## Understanding a $\chi^2$ test in Python
This notebook uses Python to review the basics of $\chi^2$ tests. They are a way to test for significance for categorical variables. It is a companion notebook to a blog post on the same topic.

I would also like to more completely understand the critical values used to compare $\chi^2$ values depending on the degrees of freedom.

In [1]:
#packages used in this notebook
import random
import numpy as np
import pandas as pd
import math
import matplotlib.pyplot as plt
%matplotlib inline

In [2]:
plt.style.use("ggplot")

In [9]:
#generate random numbers to be categories
def simple_categorical(size=10):
    '''
    Gives a list of the given length of two pseudo-randomly-generated categories "first" and "second", relying on Python's
    random.randint method.
    
    Arguments:
            size (int) : a number describing how many items should be generated
    
    Returns:
            cat_list (list) : a list of size number of Strings, pseudo-randomly chosen to be "first" and "second"
    '''
    cat_list=[]
    
    for i in range(size): #loop through number of times given by size argument
        num = random.randint(1,2)
        if num ==1:
            cat="first"
        elif num==2:
            cat="second"
        cat_list.append(cat)
    
    return cat_list #return the list of Strings pseudo-randomly chosen

In [10]:
firseclist = simple_categorical(100)

In [11]:
#create a dataframe with categorical variables
newframe = pd.DataFrame({"catvar1":firseclist},index=range(100))
newframe.catvar1.value_counts()

second    57
first     43
Name: catvar1, dtype: int64

In [12]:
#convert to categorical type
newframe.astype({"catvar1":"category"})
newframe.info()

<class 'pandas.core.frame.DataFrame'>
RangeIndex: 100 entries, 0 to 99
Data columns (total 1 columns):
 #   Column   Non-Null Count  Dtype 
---  ------   --------------  ----- 
 0   catvar1  100 non-null    object
dtypes: object(1)
memory usage: 928.0+ bytes


### Hypothesis
The values that could be expected would be 50 for each category ("first" or "second") in `catvar1`. The null and alternative hypotheses are as follows:

$H_0$: The two categories are not significantly different from each other. (Both are 50.)

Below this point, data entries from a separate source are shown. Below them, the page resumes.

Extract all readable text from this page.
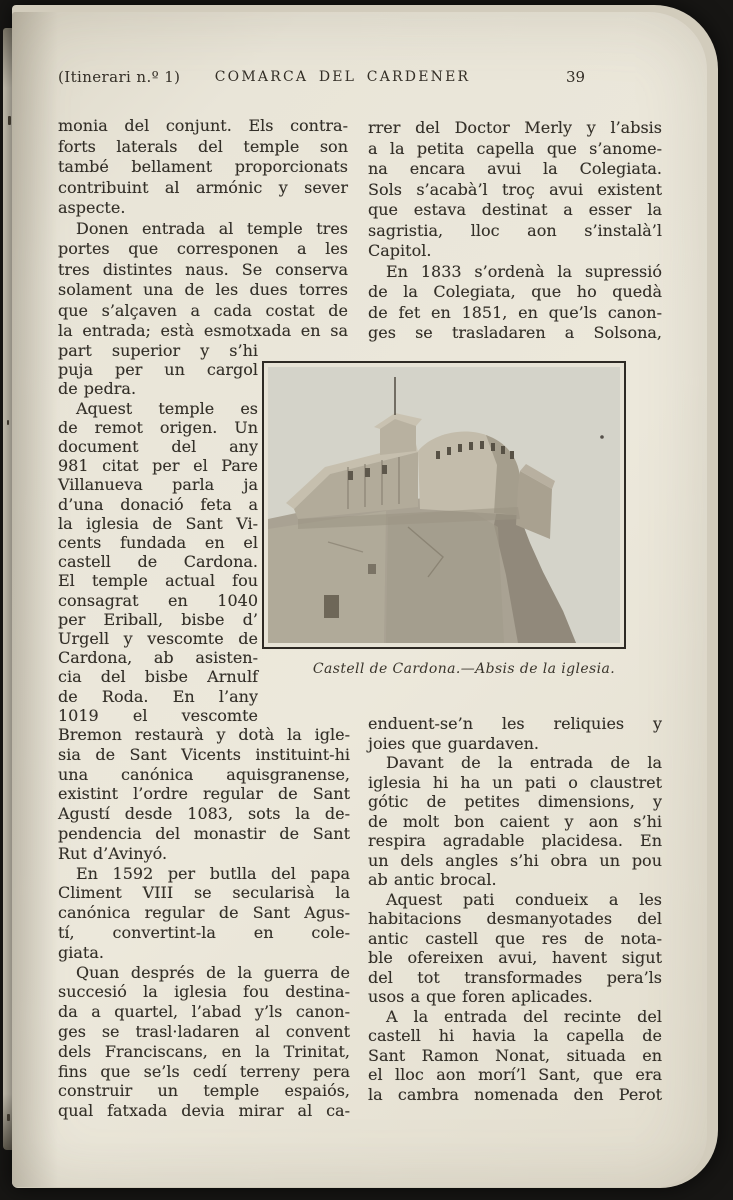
(Itinerari n.º 1) COMARCA DEL CARDENER	39
monia del conjunt. Els contra-
forts laterals del temple son
també bellament proporcionats
contribuint al armónic y sever
aspecte.
Donen entrada al temple tres
portes que corresponen a les
tres distintes naus. Se conserva
solament una de les dues torres
que s’alçaven a cada costat de
la entrada; està esmotxada en sa
part superior y s’hi
puja per un cargol
de pedra.
Aquest temple es
de remot origen. Un
document del any
981 citat per el Pare
Villanueva parla ja
d’una donació feta a
la iglesia de Sant Vi-
cents fundada en el
castell de Cardona.
El temple actual fou
consagrat en 1040
per Eriball, bisbe d’
Urgell y vescomte de
Cardona, ab asisten-
cia del bisbe Arnulf
de Roda. En l’any
1019 el vescomte
Bremon restaurà y dotà la igle-
sia de Sant Vicents instituint-hi
una canónica aquisgranense,
existint l’ordre regular de Sant
Agustí desde 1083, sots la de-
pendencia del monastir de Sant
Rut d’Avinyó.
En 1592 per butlla del papa
Climent VIII se secularisà la
canónica regular de Sant Agus-
tí, convertint-la en cole-
giata.
Quan després de la guerra de
succesió la iglesia fou destina-
da a quartel, l’abad y’ls canon-
ges se trasl·ladaren al convent
dels Franciscans, en la Trinitat,
fins que se’ls cedí terreny pera
construir un temple espaiós,
qual fatxada devia mirar al ca-
rrer del Doctor Merly y l’absis
a la petita capella que s’anome-
na encara avui la Colegiata.
Sols s’acabà’l troç avui existent
que estava destinat a esser la
sagristia, lloc aon s’instalà’l
Capitol.
En 1833 s’ordenà la supressió
de la Colegiata, que ho quedà
de fet en 1851, en que’ls canon-
ges se trasladaren a Solsona,
enduent-se’n les reliquies y
joies que guardaven.
Davant de la entrada de la
iglesia hi ha un pati o claustret
gótic de petites dimensions, y
de molt bon caient y aon s’hi
respira agradable placidesa. En
un dels angles s’hi obra un pou
ab antic brocal.
Aquest pati condueix a les
habitacions desmanyotades del
antic castell que res de nota-
ble ofereixen avui, havent sigut
del tot transformades pera’ls
usos a que foren aplicades.
A la entrada del recinte del
castell hi havia la capella de
Sant Ramon Nonat, situada en
el lloc aon morí’l Sant, que era
la cambra nomenada den Perot
Castell de Cardona.—Absis de la iglesia.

$H_A$: The two categories are significantly different from one another. (Neither are close to each other or 50.)

In this case, the p-value for significance will be 0.05, so if the p-value calculated from the $\chi^2$ test is lower than that, that would mean there is a probability of less than 5% that the null hypothesis is correct.

### Mathematics of Chi-squared
The chi-squared value is the sum as follows:
$$\sum \frac{(O-E)^2}{E}$$
where O is the observed value and E is the expected value.

In this example with `newframe`'s categorical variable `catvar1`, the frequencies are these values. O is the value counts for each and E is (somewhat arbitrarily) 50 because I could expect 100 random series of choices between "first" and "second" to be distributed exactly evenly.

In [18]:
#put the two value counts into their own list; observed
observed = []
valuecount = newframe.catvar1.value_counts()
observed = [valuecount[0],valuecount[1]]
observed

[57, 43]

In [19]:
#create function to get chi-squared
def chisquared(observations, expectations):
    '''
    Gives the list of chi-squared values calculated for each pair at the same index,
    according to (observation - expectation)^2/expectation.
    '''
    chi2list = []
    for obs,exp in zip(observations,expectations):
        chi2 = (obs-exp)**2/float(exp) # convert to float so division is more accurate
        chi2list.append(chi2)
    
    return chi2list

In [20]:
#calculate the summation
expected = [50,50] # a 50-50 split is what is expected
chisqval = sum(chisquared(observed,expected)) #sum the list from chisquared

In [23]:
print(f"The chi-squared value for this situation is {chisqval}.")

The chi-squared value for this situation is 1.96.